Éditions Albert René

48 pages

Trois étoiles

Une rareté dépoussiérée

En 1967, alors que les aventures d’Astérix le Gaulois sont plus populaires que jamais, René Goscinny et Albert Uderzo publient un livre-disque inspiré d’une histoire originale. Son titre : Le menhir d’or. Le récit s’articule autour du barde Assurancetourix qui décide de participer à un grand concours de chant, convaincu qu’il est de remporter le prestigieux trophée.

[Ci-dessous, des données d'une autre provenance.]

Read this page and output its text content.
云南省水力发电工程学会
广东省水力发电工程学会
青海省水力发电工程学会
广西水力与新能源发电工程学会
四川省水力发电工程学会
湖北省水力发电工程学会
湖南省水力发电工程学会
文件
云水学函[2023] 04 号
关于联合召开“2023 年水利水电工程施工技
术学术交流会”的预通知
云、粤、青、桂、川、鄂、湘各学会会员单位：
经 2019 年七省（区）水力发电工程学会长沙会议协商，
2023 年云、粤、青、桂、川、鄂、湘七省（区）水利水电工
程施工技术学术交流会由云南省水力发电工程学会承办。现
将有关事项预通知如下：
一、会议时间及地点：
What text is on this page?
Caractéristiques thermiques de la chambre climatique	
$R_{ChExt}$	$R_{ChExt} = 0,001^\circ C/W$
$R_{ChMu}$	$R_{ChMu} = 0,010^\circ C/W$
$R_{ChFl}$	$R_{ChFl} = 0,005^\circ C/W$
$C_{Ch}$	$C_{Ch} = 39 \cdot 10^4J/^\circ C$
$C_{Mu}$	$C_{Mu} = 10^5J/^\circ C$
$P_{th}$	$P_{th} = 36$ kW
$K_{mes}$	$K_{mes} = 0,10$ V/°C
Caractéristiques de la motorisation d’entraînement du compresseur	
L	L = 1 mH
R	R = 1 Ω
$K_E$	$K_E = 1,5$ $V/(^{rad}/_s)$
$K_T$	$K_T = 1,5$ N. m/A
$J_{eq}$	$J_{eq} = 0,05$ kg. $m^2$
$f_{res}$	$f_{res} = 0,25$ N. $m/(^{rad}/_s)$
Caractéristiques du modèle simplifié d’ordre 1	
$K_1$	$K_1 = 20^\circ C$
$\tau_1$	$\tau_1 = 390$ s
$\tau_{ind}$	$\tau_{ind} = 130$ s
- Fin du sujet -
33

Connaissant son entêtement et son manque de talent, Astérix et Obélix décident de l’accompagner pour lui éviter des ennuis… Plus de 50 ans après sa publication d’origine, cette histoire, quasi introuvable, renaît avec la publication d’un album illustré, où les dialogues sont accompagnés d’illustrations grand format ayant été entièrement restaurées. S’il est émouvant de tenir entre ses mains une histoire inédite du petit Gaulois, il faut admettre que cette aventure est bien mince, avec une fin particulièrement précipitée. Qu’importe, diront les fans de la série. Ce n’est pas tous les jours qu’on peut renouer avec le génie d’Uderzo et surtout, de Goscinny, tous deux aujourd’hui disparus. À savoir : un enregistrement audio à télécharger est aussi offert avec l’album.